Nicholas Hoekstra, current student
Nicholas got bitten by the tech bug at a young age when he dabbled in web creation and HTML, but it wasn’t until high school that he realized he could turn his hobby into a career. Keen to “delve right in,” his interest was piqued by SFU’s computing science program.
A curious mind, a drive to experiment, and the ability to think outside the box are important skills for computing science students, says Nicholas.
“I like being able to actually see how different programs and software actually work, rather than just taking it for granted as some magical application,” he says. “Creativity is also useful to find solution to problems and recognize patterns.”
He emphasizes the benefits of getting involved in the rich extracurricular life at SFU. He has been a core member of the Computing Science Student Society, acting at various times as a representative, vice president and secretary.
“It’s a lot of fun and a great way to meet and talk to students who are in the same field as you outside of class,” he says.
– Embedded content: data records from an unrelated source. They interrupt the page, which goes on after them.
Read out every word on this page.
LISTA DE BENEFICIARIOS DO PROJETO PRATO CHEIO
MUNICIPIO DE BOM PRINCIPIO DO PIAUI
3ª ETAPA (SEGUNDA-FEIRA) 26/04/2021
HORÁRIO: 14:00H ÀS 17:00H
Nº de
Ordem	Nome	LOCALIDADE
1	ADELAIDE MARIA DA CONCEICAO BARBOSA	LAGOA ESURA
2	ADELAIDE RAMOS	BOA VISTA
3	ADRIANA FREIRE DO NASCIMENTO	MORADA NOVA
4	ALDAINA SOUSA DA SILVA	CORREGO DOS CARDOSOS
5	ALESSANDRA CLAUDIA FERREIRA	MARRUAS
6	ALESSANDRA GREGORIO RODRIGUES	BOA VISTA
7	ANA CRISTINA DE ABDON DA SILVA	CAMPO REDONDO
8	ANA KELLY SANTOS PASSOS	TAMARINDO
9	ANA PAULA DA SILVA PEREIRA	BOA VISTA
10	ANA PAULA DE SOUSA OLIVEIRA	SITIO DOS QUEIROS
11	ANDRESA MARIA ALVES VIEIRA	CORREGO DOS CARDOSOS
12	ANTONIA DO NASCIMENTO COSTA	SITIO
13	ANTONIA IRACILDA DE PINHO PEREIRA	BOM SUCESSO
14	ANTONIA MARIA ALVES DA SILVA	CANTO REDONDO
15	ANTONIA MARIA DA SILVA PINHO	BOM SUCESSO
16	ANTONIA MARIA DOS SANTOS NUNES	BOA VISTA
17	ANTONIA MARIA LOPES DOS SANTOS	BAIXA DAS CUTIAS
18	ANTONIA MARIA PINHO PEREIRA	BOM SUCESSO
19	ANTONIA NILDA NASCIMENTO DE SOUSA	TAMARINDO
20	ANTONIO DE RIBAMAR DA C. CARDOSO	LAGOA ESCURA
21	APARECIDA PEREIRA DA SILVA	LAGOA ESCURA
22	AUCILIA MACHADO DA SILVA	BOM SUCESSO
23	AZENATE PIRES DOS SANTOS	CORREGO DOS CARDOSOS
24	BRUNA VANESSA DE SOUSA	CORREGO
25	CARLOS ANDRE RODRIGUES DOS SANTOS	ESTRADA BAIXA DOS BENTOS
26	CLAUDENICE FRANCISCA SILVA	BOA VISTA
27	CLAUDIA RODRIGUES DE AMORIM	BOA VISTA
“It bridges the gap between departments and opens up a lot of opportunities. Especially when you’re first coming into school, you get to meet a lot of people studying at the same time, so it makes transition a lot easier.”
Nicholas recommends that new students break out of their comfort zones and try new things. “You never know, you might discover that you really like something unexpected,” he says. He is currently on the co-op program, working for the Government of Canada in Ottawa.
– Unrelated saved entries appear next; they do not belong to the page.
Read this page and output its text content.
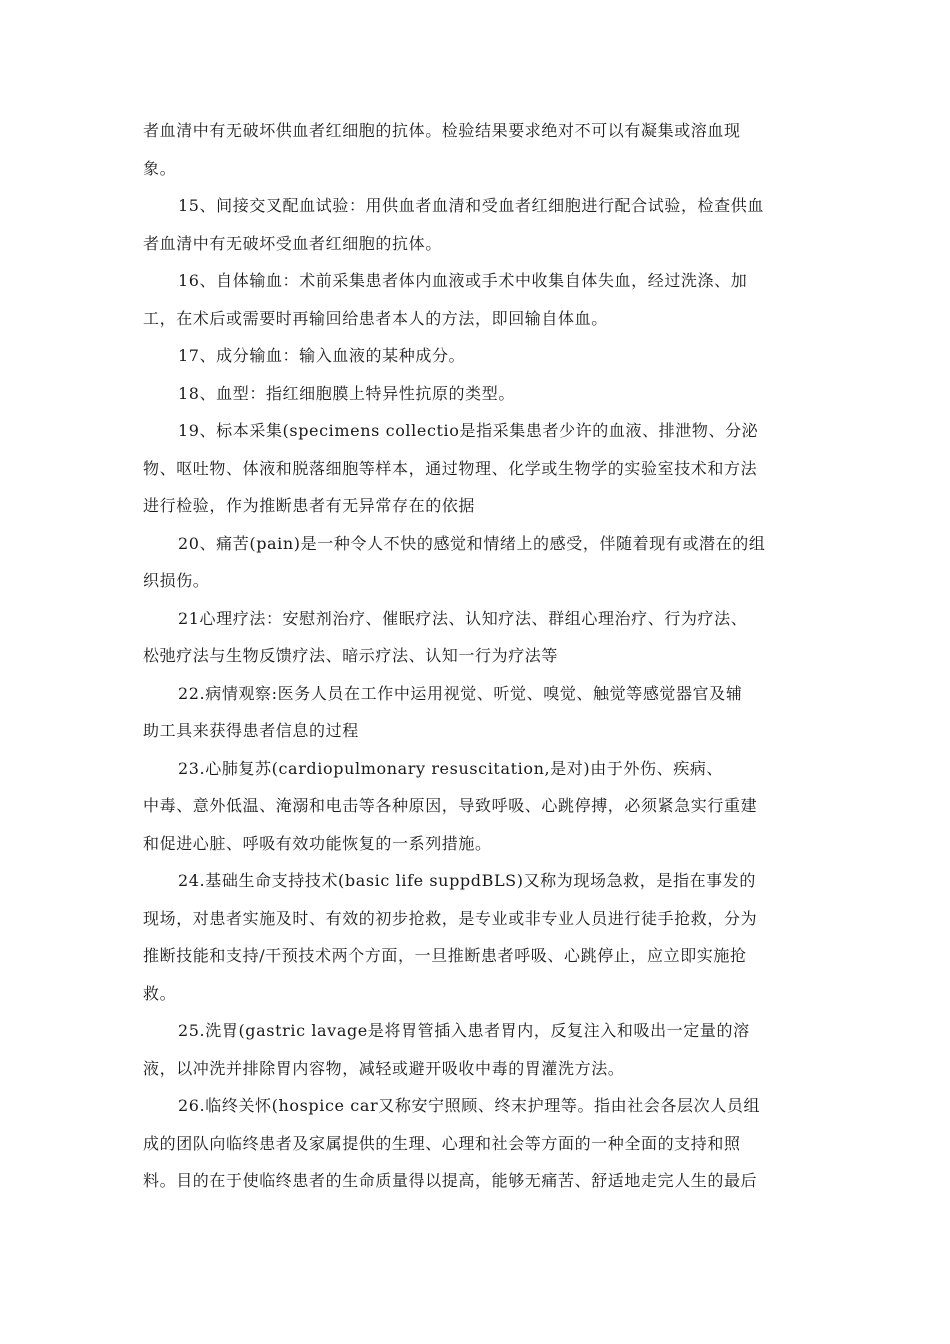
者血清中有无破坏供血者红细胞的抗体。检验结果要求绝对不可以有凝集或溶血现
象。

15、间接交叉配血试验：用供血者血清和受血者红细胞进行配合试验，检查供血
者血清中有无破坏受血者红细胞的抗体。

16、自体输血：术前采集患者体内血液或手术中收集自体失血，经过洗涤、加
工，在术后或需要时再输回给患者本人的方法，即回输自体血。

17、成分输血：输入血液的某种成分。

18、血型：指红细胞膜上特异性抗原的类型。

19、标本采集(specimens collectio是指采集患者少许的血液、排泄物、分泌
物、呕吐物、体液和脱落细胞等样本，通过物理、化学或生物学的实验室技术和方法
进行检验，作为推断患者有无异常存在的依据

20、痛苦(pain)是一种令人不快的感觉和情绪上的感受，伴随着现有或潜在的组
织损伤。

21心理疗法：安慰剂治疗、催眠疗法、认知疗法、群组心理治疗、行为疗法、
松弛疗法与生物反馈疗法、暗示疗法、认知一行为疗法等

22.病情观察:医务人员在工作中运用视觉、听觉、嗅觉、触觉等感觉器官及辅
助工具来获得患者信息的过程

23.心肺复苏(cardiopulmonary resuscitation,是对)由于外伤、疾病、
中毒、意外低温、淹溺和电击等各种原因，导致呼吸、心跳停搏，必须紧急实行重建
和促进心脏、呼吸有效功能恢复的一系列措施。

24.基础生命支持技术(basic life suppdBLS)又称为现场急救，是指在事发的
现场，对患者实施及时、有效的初步抢救，是专业或非专业人员进行徒手抢救，分为
推断技能和支持/干预技术两个方面，一旦推断患者呼吸、心跳停止，应立即实施抢
救。

25.洗胃(gastric lavage是将胃管插入患者胃内，反复注入和吸出一定量的溶
液，以冲洗并排除胃内容物，减轻或避开吸收中毒的胃灌洗方法。

26.临终关怀(hospice car又称安宁照顾、终末护理等。指由社会各层次人员组
成的团队向临终患者及家属提供的生理、心理和社会等方面的一种全面的支持和照
料。目的在于使临终患者的生命质量得以提高，能够无痛苦、舒适地走完人生的最后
“Co-op is one of the most important and rewarding and best experiences you can have when you’re still in school,” he says. “It gives you so many skills and an employable background.”
Nicholas found that the program was flexible enough to allow him to study the aspects that interested him most, while still getting a solid grasp of the fundamentals: “You can set your own pace and choose different concentrations in the program, so you’re not locked into any huge life decisions early on.”
A flexible career pathway was important for Nicholas, who relishes new challenges and variety of work. “With computing science, you’re not limited in your career or job choice because everything uses technology today,” he says.